C’est depuis le 21 septembre dernier que la 33ème édition du Festival Les Francophonies en Limousin a ouvert ses portes à Limoges en France sans la participation RD-congolaise.
Pourtant, ses artistes évoluant dans diverses disciplines ne manquaient surtout pas ce rendez-vous. La relation mieux la coopération était bien entretenue, il y a quelques années, entre l’équipe dirigeante du festival et certains créateurs et opérateurs culturel de la RD-Congo. Ce qui n’est pas le cas aujourd’hui. Qu’est-ce qui justifie cela? Aucune réponse précise ne parvient.
Le Festival Les Francophonies en Limousin poursuit, jusqu’au 1er octobre prochain ses programmations dans différents lieux et salles à Limoges en France.
Comme chaque année, au menu de cette fête de la culture, le public est servi de la musique, la danse, le théâtre et les rencontres d’auteurs. En croire les propos de Marie-Agnès Sevestre, directrice du festival, cette édition, frénétique parade de mots et de corps lancés à toute allure contre la morosité ambiante, part essentiellement des points chauds de la francophonie artistique: de Brazzaville aux Territoires du Nord canadien, en passant par la Belgique, la Suisse, le Togo, et Haïti.
La RD-Congo absente de la rencontre. Alors que le Festival œuvre à une Francophonie qui se traduit à un espace de dialogue, à la fois espace naturel d’échange avec le lointain, sans assujettissement aux modèles occidentaux. Une Francophonie de la rencontre, du jaillissement créatif, un festival de la langue mais aussi de la solidarité entre artistes. Les RD-congolais qui ont déjà participé à l’une des éditions du Festival de Limoges peuvent en témoigner.
Notamment, le comédien et metteur en scène Ados Ndombasi; l’auteur, comédien, metteur en scène Papy Maurice Mbwiti; le comédien et metteur scène Toto Kisaku; l’écrivaine et auteure Marie-Louise Bibish Mumbu; le danseur et chorégraphe Didier Ediho et sa compagnie Losanganya Dancing…les jeunes du Collectif SADI.
Tous, ils reconnaissent que le Festival Les Francophonies en Limousin est une excellente vitrine pour les artistes de l’espace francophone.

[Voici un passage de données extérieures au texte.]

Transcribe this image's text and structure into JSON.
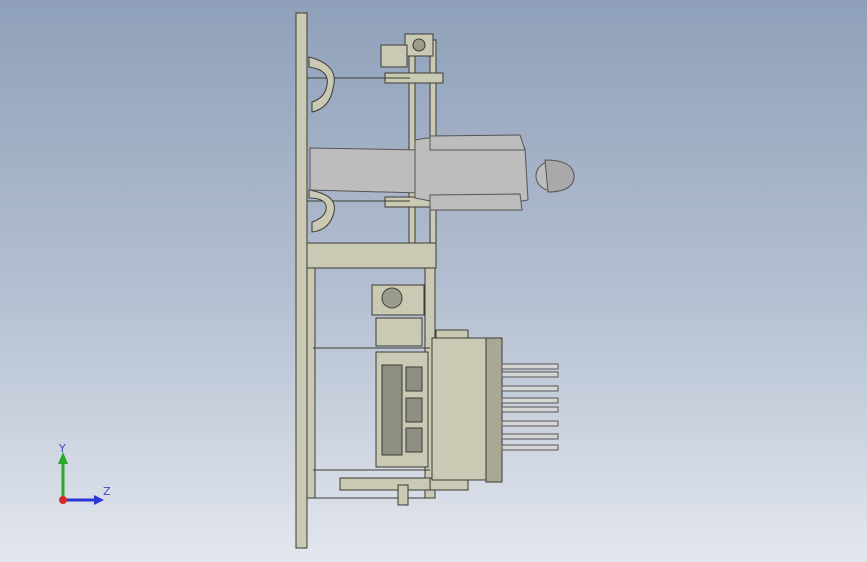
{
  "viewport": {
    "background_top": "#8fa0ba",
    "background_bottom": "#e3e7ee",
    "model_fill": "#c9c9b4",
    "model_stroke": "#3c3c34",
    "figure_fill": "#b9b9b9"
  },
  "triad": {
    "y_label": "Y",
    "z_label": "Z",
    "y_color": "#2ca82c",
    "z_color": "#2a37d6",
    "x_color": "#d62a2a"
  }
}
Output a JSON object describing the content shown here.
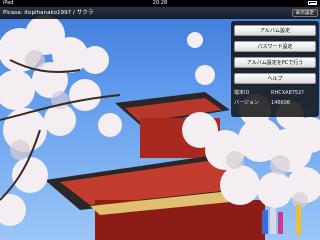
{
  "status_bar": {
    "carrier": "iPad",
    "time": "20:28"
  },
  "title_bar": {
    "title": "Picasa: itoplhanako1997 / サクラ",
    "close_label": "表示設定"
  },
  "settings_panel": {
    "buttons": [
      "アルバム設定",
      "パスワード設定",
      "アルバム設定をPCで行う",
      "ヘルプ"
    ],
    "info": [
      {
        "label": "端末ID",
        "value": "RHCXA8752?"
      },
      {
        "label": "バージョン",
        "value": "146606"
      }
    ]
  },
  "photo": {
    "subject": "cherry-blossom-pagoda"
  }
}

Qu’est-ce qui justifie alors cette absence. A Kinshasa, certains artistes avancent que le circuit de diffusion internationale échappe les RD-Congolais ces dernières années. D’autres attribuent cela à une mauvaise politique culturelle nationale. Les talents ne manquent jamais. Vrai.
Par ailleurs, tout au long de ces onze jours du festival, les organisateurs invitent le public à suivre les figures incandescentes d’humains fiers d’affronter leurs destins, à constater que les défaites peuvent se transformer en belle rage de vivre, que les vies brisées redessinent souvent des histoires personnelles incroyables. Le Festival ne saurait se contenter de partager une langue, il appelle au partage de la pensée, lorsqu’elle est meurtrie, pourchassée. Ce qui justifie la participation de beaucoup d’artistes entre autres les Syriens Wael Kaddour, Sana Yazigi, Hassan Abd Alrahman qui ne vivent plus chez eux, en Syrie.
Ils sont les invités de l’équipe de Marie-Agnès Sevestre pour mieux faire entendre les voix qui jaillissent des geôles et des ruines. 2016, Année Shakespeare oblige, le Festival Les Francophonies en Limousin fête l’anniversaire du mystérieux barde de Stratford avec une incroyable bande d’acteurs québécois, pour laquelle Olivier Kemeid a concocté une saga qui a réjoui Montréal l’hiver dernier avec «Five Kings, l’histoire de notre chute», preuve que l’homme contemporain n’en a pas fini avec cet immense poète, a fait remarquer le directrice du festival.